Scaling Laws for Predicting Downstream Performance in LLMs
Yangyi Chen, Binxuan Huang, Yifan Gao, Zhengyang Wang, Jingfeng Yang, Heng Ji
TL;DR
This work addresses predicting downstream performance of LLMs before full pre-training by introducing FLP, a two-stage scaling framework that first links compute to pre-training loss via a power-law, then maps loss to downstream performance with a linear relation. To improve sample efficiency and handle data heterogeneity, the authors extend FLP into FLP-M, which incorporates domain-specific losses from multiple data sources using a two-layer neural network to predict downstream outcomes. Empirical results show FLP can predict 7B and 13B target models with 5% and 10% relative error, respectively, using sampling LMs up to 3B, outperforming direct FLOPs-to-Performance baselines; FLP-M further improves predictions across mixed data regimes and identifies data-mixing ratios that optimize task performance. The work also includes ablations and analyses demonstrating the benefits and limits of domain-specific loss modeling, offering a practical framework for planning data mixtures and compute in large-scale pre-training. Overall, FLP and FLP-M provide principled, data-efficient tools for forecasting downstream capabilities and guiding data composition during LLM pre-training.
Abstract
Precise estimation of downstream performance in large language models (LLMs) prior to training is essential for guiding their development process. Scaling laws analysis utilizes the statistics of a series of significantly smaller sampling language models (LMs) to predict the performance of the target LLM. For downstream performance prediction, the critical challenge lies in the emergent abilities in LLMs that occur beyond task-specific computational thresholds.

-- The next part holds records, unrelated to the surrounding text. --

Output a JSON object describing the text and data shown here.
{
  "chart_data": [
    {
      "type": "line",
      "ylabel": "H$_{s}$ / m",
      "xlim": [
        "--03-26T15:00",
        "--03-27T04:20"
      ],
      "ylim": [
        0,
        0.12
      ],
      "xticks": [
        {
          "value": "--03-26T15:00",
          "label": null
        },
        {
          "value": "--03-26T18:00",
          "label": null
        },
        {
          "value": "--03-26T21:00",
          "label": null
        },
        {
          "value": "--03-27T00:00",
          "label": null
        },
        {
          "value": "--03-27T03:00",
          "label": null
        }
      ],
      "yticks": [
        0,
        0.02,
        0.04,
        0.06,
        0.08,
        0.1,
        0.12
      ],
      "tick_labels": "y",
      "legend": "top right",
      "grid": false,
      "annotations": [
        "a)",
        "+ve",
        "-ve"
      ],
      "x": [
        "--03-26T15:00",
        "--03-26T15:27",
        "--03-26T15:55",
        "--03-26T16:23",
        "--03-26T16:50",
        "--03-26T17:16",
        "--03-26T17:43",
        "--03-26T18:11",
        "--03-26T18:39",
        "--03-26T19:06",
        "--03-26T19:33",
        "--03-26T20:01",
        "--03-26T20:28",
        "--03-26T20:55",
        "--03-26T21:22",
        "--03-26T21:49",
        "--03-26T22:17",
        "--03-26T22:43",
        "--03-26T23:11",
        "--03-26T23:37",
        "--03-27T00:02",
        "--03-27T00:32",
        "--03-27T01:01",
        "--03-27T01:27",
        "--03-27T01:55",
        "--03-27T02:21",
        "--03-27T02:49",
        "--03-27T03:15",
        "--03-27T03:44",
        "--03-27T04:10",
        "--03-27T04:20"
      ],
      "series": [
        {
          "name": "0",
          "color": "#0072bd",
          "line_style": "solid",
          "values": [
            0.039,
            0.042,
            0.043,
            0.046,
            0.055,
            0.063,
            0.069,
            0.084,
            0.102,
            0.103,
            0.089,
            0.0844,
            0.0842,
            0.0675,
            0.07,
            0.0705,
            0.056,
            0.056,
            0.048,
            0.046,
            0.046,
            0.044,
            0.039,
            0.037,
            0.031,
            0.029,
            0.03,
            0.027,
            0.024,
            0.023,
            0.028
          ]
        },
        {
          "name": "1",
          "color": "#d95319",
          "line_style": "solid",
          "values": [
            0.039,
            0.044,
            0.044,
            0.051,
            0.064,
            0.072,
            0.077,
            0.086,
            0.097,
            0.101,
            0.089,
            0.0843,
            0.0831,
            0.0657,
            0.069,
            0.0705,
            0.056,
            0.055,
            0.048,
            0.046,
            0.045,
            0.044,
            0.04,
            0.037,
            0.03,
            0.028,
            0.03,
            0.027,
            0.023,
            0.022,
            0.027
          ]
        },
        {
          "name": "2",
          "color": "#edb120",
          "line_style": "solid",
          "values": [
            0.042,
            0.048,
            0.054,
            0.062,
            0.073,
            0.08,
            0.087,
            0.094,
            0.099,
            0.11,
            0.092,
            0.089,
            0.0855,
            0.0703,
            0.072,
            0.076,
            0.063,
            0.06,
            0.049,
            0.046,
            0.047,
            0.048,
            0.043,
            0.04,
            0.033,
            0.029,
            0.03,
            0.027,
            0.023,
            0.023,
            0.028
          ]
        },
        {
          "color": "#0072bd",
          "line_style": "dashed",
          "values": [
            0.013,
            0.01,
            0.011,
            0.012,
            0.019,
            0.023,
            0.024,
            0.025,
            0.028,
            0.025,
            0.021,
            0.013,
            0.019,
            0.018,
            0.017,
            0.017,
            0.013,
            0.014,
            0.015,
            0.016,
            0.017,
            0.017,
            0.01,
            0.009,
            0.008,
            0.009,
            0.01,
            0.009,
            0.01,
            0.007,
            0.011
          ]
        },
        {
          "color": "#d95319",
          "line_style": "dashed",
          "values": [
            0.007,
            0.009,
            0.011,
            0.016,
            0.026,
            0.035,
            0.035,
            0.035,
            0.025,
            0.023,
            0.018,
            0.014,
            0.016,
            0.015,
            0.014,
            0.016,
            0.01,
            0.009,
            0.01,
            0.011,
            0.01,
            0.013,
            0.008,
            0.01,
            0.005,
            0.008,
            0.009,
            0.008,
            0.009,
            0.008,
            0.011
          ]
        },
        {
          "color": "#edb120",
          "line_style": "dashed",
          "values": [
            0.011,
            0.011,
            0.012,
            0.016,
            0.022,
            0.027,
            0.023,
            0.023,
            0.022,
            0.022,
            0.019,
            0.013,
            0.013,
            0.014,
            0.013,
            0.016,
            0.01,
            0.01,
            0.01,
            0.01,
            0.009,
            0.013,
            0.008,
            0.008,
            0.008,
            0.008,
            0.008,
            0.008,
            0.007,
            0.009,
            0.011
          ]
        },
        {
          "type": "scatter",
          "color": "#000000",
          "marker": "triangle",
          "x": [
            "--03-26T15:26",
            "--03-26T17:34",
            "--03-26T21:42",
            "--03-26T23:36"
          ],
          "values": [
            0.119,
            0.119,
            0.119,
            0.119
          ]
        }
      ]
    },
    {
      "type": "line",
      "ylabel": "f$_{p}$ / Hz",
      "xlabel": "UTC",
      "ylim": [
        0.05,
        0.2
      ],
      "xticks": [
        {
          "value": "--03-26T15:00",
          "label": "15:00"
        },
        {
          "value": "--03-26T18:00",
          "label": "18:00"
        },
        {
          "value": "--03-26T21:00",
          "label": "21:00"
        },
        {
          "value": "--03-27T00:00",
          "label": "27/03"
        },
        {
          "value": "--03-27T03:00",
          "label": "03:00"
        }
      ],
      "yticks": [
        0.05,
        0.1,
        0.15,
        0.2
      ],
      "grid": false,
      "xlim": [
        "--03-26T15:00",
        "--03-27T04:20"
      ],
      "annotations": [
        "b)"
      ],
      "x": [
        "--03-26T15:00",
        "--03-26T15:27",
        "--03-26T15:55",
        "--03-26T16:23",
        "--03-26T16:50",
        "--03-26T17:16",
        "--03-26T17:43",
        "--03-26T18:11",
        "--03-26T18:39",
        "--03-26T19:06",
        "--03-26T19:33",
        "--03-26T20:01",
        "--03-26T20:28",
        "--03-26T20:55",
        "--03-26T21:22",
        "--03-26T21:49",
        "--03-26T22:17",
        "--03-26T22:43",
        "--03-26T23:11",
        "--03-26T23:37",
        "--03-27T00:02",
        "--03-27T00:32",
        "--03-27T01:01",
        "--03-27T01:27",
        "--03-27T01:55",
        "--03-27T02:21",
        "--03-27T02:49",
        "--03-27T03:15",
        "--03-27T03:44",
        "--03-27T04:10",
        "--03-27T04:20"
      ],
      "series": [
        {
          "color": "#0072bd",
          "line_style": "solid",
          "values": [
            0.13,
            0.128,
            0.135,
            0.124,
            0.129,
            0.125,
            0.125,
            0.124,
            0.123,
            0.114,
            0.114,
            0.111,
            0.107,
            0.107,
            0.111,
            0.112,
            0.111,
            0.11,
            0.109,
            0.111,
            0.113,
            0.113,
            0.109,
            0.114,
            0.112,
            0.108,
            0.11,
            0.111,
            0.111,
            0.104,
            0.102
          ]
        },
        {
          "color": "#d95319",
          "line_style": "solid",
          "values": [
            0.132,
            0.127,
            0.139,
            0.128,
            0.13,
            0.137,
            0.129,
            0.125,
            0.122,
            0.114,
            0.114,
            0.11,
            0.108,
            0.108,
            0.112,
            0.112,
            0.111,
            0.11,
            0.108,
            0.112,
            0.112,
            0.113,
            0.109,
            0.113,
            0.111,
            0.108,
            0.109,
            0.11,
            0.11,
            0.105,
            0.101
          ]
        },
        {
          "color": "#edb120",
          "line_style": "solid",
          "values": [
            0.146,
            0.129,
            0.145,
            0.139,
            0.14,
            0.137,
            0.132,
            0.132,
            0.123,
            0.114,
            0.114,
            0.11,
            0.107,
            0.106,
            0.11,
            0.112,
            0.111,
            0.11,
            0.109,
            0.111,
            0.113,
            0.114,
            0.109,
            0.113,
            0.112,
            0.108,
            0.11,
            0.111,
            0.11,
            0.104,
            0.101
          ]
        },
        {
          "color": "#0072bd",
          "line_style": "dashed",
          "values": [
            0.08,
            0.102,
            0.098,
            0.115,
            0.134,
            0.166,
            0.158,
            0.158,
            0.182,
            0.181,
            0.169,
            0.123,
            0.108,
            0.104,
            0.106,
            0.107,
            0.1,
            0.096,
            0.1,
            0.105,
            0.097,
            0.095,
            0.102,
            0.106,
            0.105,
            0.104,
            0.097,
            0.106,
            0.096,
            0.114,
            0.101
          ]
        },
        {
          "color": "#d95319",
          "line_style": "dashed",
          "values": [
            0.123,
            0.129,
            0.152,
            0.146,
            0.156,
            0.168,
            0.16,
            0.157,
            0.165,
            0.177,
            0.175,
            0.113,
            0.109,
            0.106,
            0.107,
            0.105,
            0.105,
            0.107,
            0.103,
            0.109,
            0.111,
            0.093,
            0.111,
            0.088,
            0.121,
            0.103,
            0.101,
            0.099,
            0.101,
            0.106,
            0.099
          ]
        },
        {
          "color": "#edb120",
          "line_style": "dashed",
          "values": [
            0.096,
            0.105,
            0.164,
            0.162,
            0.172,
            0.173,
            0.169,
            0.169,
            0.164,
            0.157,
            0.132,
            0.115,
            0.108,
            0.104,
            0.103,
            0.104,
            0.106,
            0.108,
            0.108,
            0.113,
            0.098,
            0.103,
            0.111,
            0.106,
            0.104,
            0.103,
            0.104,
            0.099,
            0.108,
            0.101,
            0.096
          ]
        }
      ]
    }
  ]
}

In this work, we focus on the pre-training loss as a more computation-efficient metric for performance estimation. Our two-stage approach FLP consists of first estimating a function that maps computational resources (e.g., FLOPs) to the pre-training Loss using a series of fully-converged sampling models, followed by mapping the pre-training loss to downstream task Performance using the intermediate models with emerged performance. In our experiments, this FLP solution accurately predicts the performance of LLMs with 7B and 13B parameters using a series of sampling LMs up to 3B, achieving error margins of 5% and 10%, respectively, and significantly outperforming the FLOPs-to-Performance approach. Further, we present FLP-M, a fundamental approach for performance prediction that addresses the practical need to integrate datasets from multiple sources during pre-training. FLP-M extends the power law analytical function to predict domain-specific pre-training loss based on FLOPs across data sources, and employs a two-layer neural network to model the non-linear relationship between multiple domain-specific loss and downstream performance. By utilizing a 3B LLM trained on a specific ratio and a series of smaller sampling LMs, FLP-M can effectively forecast the performance of 3B and 7B LLMs across various data mixtures for most benchmarks within 10% error margins.